On a grey Tuesday in winter, it's always nice to be able to pluck out some random piece of research to make us feel better about having a hobby that involves sitting down and staring at a screen for hours on end. We're part of a revolution, honest.
Busy stat-beaver Screen Digest reckons that on a like-for-like basis, the console market is growing at a mightily impressive 30 per cent, comparing the current crop of machines with the last generation at the equivalent point in their life cycles.
Here in the UK, spending on "leisure" software (i.e. not just games) in 2002 was double the size of the video rental market and 40 per cent more than cinema box office, according to the report. Just to ram home the point even further, games hardware sales (presumably not including PCs) rose by 44 per cent during 2002, with 3.3 million units sold.
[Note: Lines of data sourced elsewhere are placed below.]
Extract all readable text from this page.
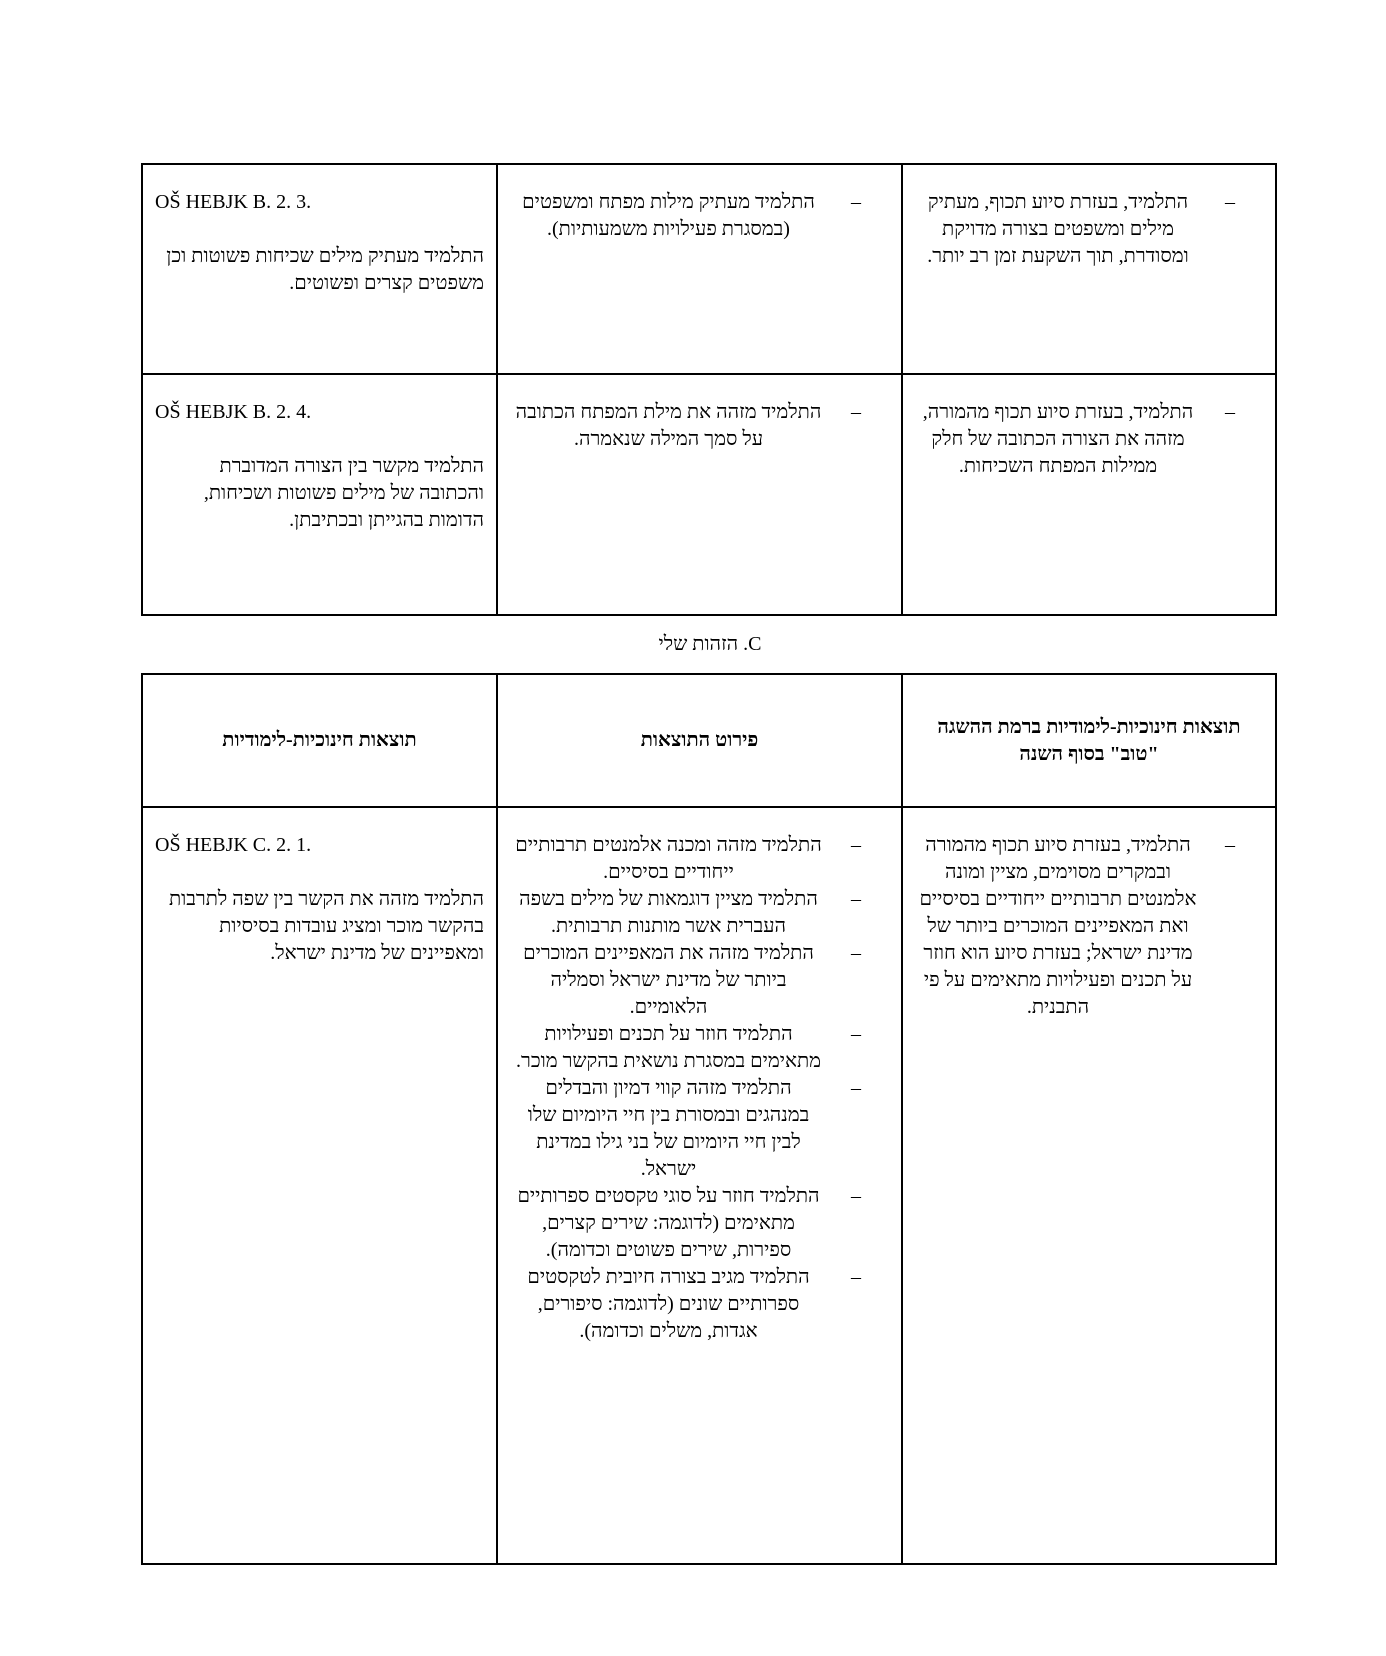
–
התלמיד, בעזרת סיוע תכוף, מעתיק מילים ומשפטים בצורה מדויקת ומסודרת, תוך השקעת זמן רב יותר.

–
התלמיד מעתיק מילות מפתח ומשפטים (במסגרת פעילויות משמעותיות).

OŠ HEBJK B. 2. 3.
התלמיד מעתיק מילים שכיחות פשוטות וכן משפטים קצרים ופשוטים.

–
התלמיד, בעזרת סיוע תכוף מהמורה, מזהה את הצורה הכתובה של חלק ממילות המפתח השכיחות.

–
התלמיד מזהה את מילת המפתח הכתובה על סמך המילה שנאמרה.

OŠ HEBJK B. 2. 4.
התלמיד מקשר בין הצורה המדוברת והכתובה של מילים פשוטות ושכיחות, הדומות בהגייתן ובכתיבתן.
C. הזהות שלי
תוצאות חינוכיות-לימודיות ברמת ההשגה "טוב" בסוף השנה	פירוט התוצאות	תוצאות חינוכיות-לימודיות

–
התלמיד, בעזרת סיוע תכוף מהמורה ובמקרים מסוימים, מציין ומונה אלמנטים תרבותיים ייחודיים בסיסיים ואת המאפיינים המוכרים ביותר של מדינת ישראל; בעזרת סיוע הוא חוזר על תכנים ופעילויות מתאימים על פי התבנית.

–
התלמיד מזהה ומכנה אלמנטים תרבותיים ייחודיים בסיסיים.
–
התלמיד מציין דוגמאות של מילים בשפה העברית אשר מותנות תרבותית.
–
התלמיד מזהה את המאפיינים המוכרים ביותר של מדינת ישראל וסמליה הלאומיים.
–
התלמיד חוזר על תכנים ופעילויות מתאימים במסגרת נושאית בהקשר מוכר.
–
התלמיד מזהה קווי דמיון והבדלים במנהגים ובמסורת בין חיי היומיום שלו לבין חיי היומיום של בני גילו במדינת ישראל.
–
התלמיד חוזר על סוגי טקסטים ספרותיים מתאימים (לדוגמה: שירים קצרים, ספירות, שירים פשוטים וכדומה).
–
התלמיד מגיב בצורה חיובית לטקסטים ספרותיים שונים (לדוגמה: סיפורים, אגדות, משלים וכדומה).

OŠ HEBJK C. 2. 1.
התלמיד מזהה את הקשר בין שפה לתרבות בהקשר מוכר ומציג עובדות בסיסיות ומאפיינים של מדינת ישראל.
Blimey.
Meanwhile, not only is the UK the largest market in Europe, but it's the third largest in the entire known universe. Total sales for 2002 in the territory reached £1,081 million (EUR 1,612m), while 215 million games have sold since 1995 - or nine title per household, Screen Digest estimates. Or 212 pirate copies per household, probably.
On a worldwide basis, the games and edutainment/reference software will grow to $18.5bn this year, up from $16.9bn in 2002, says the report, with growth apparently tripling since 1995.
And for hardware stat junkies, PlayStation 2 sold an estimated 6.3 million console in Western Europe in 2002, with more than 40m PlayStation 2 machines sold worldwide by the end of last year, giving Sony 74 per cent share of the current 128-bit console market, ahead of Nintendo's 14 per cent and Microsoft's 12 per cent.
This year, Screen Digest predicts that 32 million new PlayStation 2, Xbox and GameCube consoles will be sold during 2003 across the world, up from a little over 30m in 2002. Software wise, 548 million units are expected to be sold worldwide, up from 508m last year.
Roger Bennett, director general of ELSPA, said: "These figures clearly demonstrate the commercial strength of an industry rich in creativity and entertainment value. More games are being purchased by more people all over the world and it is heartening to acknowledge the contribution made by UK-based development houses to that success."
Ben Keen, research director of Screen Digest, added: "The current technology cycle of the games market is playing out at an accelerated rate compared to previous market phases. In addition, more games are being sold for every console purchased. This means that hit titles will sell in ever greater numbers."
But what they failed to mention is that while game sales are, indeed, increasing, the sales are increasingly being distributed among fewer huge hits, like Vice City, while the number of expensive flop games released is rising dramatically. For all the good news of the headline figures, all is not well in the wider world of publisher land.